If the past twelve months could be summarized by one utterance, it would be with the word “loss.” We’ve all lost the naiveté of normalcy bias, but many have also lost health, loved ones, occupations, and, seemingly, even hope itself. While these are indeed painful, the greatest loss -that which will transcend our generation- is the loss of liberty.
You may not have even realized it was missing. When dissident voice is vanquished, the cry of the aggrieved has no sympathizing ear. For the body of the populous, tyranny takes time to manifest, though the injury is earlier sustained. What are the symptoms of this perilous condition? Individualism is belittled and bartered away for the common good; free thought is sent through the rigors of another’s judgement; good is pronounced evil; injustice triumphs over law, chaos over order; and those who oppose are either placated by gifts, pretended by impostures, or silenced by shame.
Is this the end of the American Experiment: life, liberty, and the pursuit of happiness? Should we now settle for less? Did we get it wrong long ago? Or, perhaps we have underestimated the malign influences of him “which didst weaken the nations?” Can we possibly be startled from the lull of our slumber and reminded of whence we have come… of the precepts that birthed thirteen downtrodden and despised colonies into a unified front against tyranny -a mighty nation who would stand, although imperfectly at times, as a bulwark against despotism- the strength of which came partly from the ingenuity of the Era of Enlightenment but more conspicuously from the sacrifice and labor of the Protestant Reformation?

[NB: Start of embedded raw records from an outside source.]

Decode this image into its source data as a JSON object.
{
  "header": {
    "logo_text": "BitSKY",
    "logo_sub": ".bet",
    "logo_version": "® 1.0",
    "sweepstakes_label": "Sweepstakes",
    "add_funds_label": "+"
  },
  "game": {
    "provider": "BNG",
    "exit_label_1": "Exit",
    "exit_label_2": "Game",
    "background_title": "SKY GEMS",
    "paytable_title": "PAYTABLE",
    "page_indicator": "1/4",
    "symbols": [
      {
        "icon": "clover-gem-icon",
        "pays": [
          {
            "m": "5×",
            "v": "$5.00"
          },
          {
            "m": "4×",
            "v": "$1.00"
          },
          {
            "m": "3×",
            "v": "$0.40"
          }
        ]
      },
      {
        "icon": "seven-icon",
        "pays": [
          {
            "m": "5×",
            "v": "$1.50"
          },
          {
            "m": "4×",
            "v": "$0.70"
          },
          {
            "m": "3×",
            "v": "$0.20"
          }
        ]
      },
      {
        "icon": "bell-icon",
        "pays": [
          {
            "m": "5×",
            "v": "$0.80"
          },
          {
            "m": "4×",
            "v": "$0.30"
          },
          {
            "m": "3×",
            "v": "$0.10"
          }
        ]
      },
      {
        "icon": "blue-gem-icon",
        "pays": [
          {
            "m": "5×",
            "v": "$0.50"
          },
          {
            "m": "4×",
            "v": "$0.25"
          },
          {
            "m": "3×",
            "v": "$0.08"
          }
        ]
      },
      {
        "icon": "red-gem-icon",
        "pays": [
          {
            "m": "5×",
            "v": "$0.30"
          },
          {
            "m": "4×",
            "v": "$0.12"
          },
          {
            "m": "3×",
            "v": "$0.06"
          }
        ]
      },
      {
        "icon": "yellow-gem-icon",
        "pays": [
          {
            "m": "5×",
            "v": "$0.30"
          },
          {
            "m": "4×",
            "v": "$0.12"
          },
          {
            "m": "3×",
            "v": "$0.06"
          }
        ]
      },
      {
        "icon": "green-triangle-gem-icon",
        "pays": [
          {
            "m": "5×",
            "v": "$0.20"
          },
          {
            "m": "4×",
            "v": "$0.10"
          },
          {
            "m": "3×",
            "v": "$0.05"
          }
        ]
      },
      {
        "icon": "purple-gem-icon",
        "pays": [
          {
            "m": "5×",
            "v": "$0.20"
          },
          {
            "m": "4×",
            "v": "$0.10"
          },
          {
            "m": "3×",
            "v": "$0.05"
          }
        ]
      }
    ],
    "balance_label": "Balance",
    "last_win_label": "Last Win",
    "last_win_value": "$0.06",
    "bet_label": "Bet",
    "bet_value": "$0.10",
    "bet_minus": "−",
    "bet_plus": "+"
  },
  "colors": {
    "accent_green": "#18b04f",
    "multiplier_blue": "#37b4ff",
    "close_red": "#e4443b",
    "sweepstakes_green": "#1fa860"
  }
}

Centuries ago, the golden threads of Protestantism and Republicanism cocooned themselves about us as we transformed into “a church without a pope, and a state without a king;” and, the world witnessed a miracle -one they have been at times jealous to emulate. Through the principles of righteous government: freedom of conscience, expression, the unalienable rights of man, and proper representation of these principles in its governing bodies “It was demonstrated that the principles of the Bible are the surest safeguards of national greatness.” The Great Controversy, page 296
If we have forgotten this arduous journey and the darkness from which we were so laboriously extricated, we undoubtedly are a nation in the throes of an identity crisis. Who are we; and, what have we become? Instead of “one nation, under God, indivisible, with liberty and justice for all," we have by-and-large transitioned into a society who seem to possess a theory of liberty but does little to actually sustain it. The sirens of idleness, abundance of bread, of peace, and safety have cast many a wayfarer upon Sodom's rocky shore. Come and take your ease, they sing, all your needs may be supplied, only trust implicitly, you must not disobey… And millions exchange the oar for the manacle.

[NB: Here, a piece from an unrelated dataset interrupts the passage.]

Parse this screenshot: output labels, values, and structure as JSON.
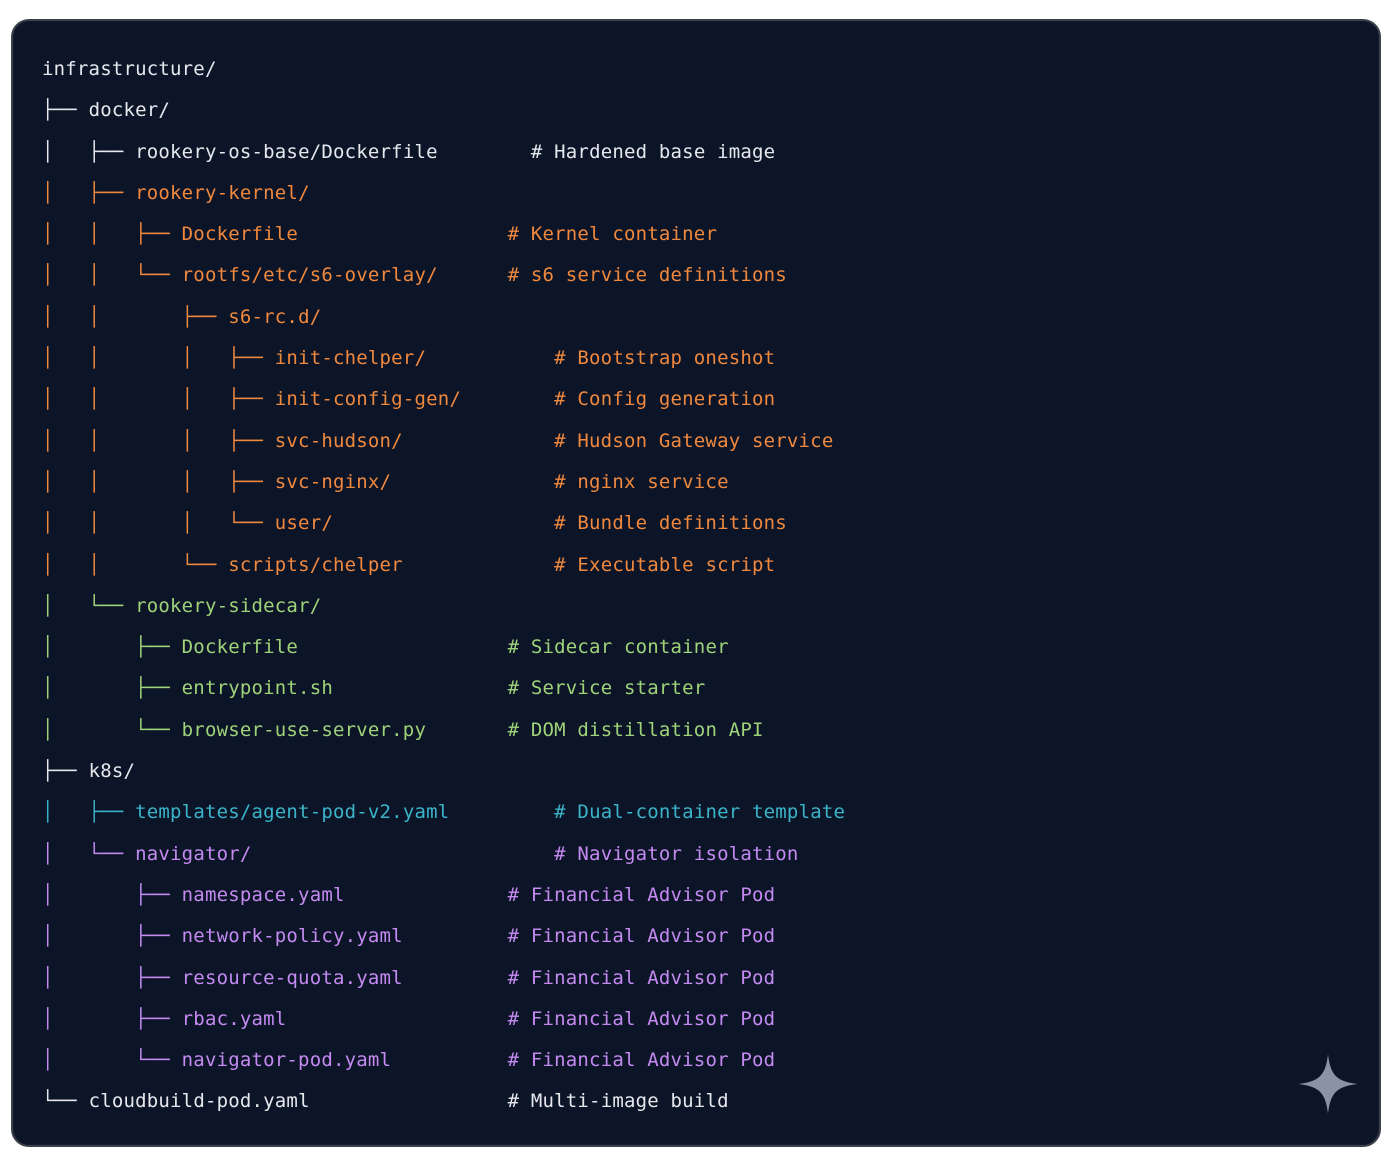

Where is the indomitable spirit that appeared upon the beaches of Normandy… When the world watched in awe and followed those Yanks up the path that led to a free Europe, though many gave their all along the way? Where are the Patrick Henry’s? The Thomas Jefferson’s? The Marquis de Lafayette’s? Where are the Frederick Douglass’? The George Washington Carver’s? The Abraham Lincoln’s? Those who made this country a better place because of their acts of selflessness and untiring diligence? Perhaps we’ve grown comfortable rehearsing their exploits, but indolently refuse to hold high the torch of Liberty that these great men have laid down? “Tread cautiously” we say. “Our place is only to watch the events unfold.” Of us it may be said that circumstance is master, security is king, and the cause of Jesus Christ but a fanciful theory.
The privilege of freedom is lost, not on the battlefield, but in the mind of he who has become indifferent to her cause. As was said long ago: “The only thing necessary for the triumph of evil is for good men to do nothing.” It is now apparent, that the time has come, for these few good men to come to the aid of their country.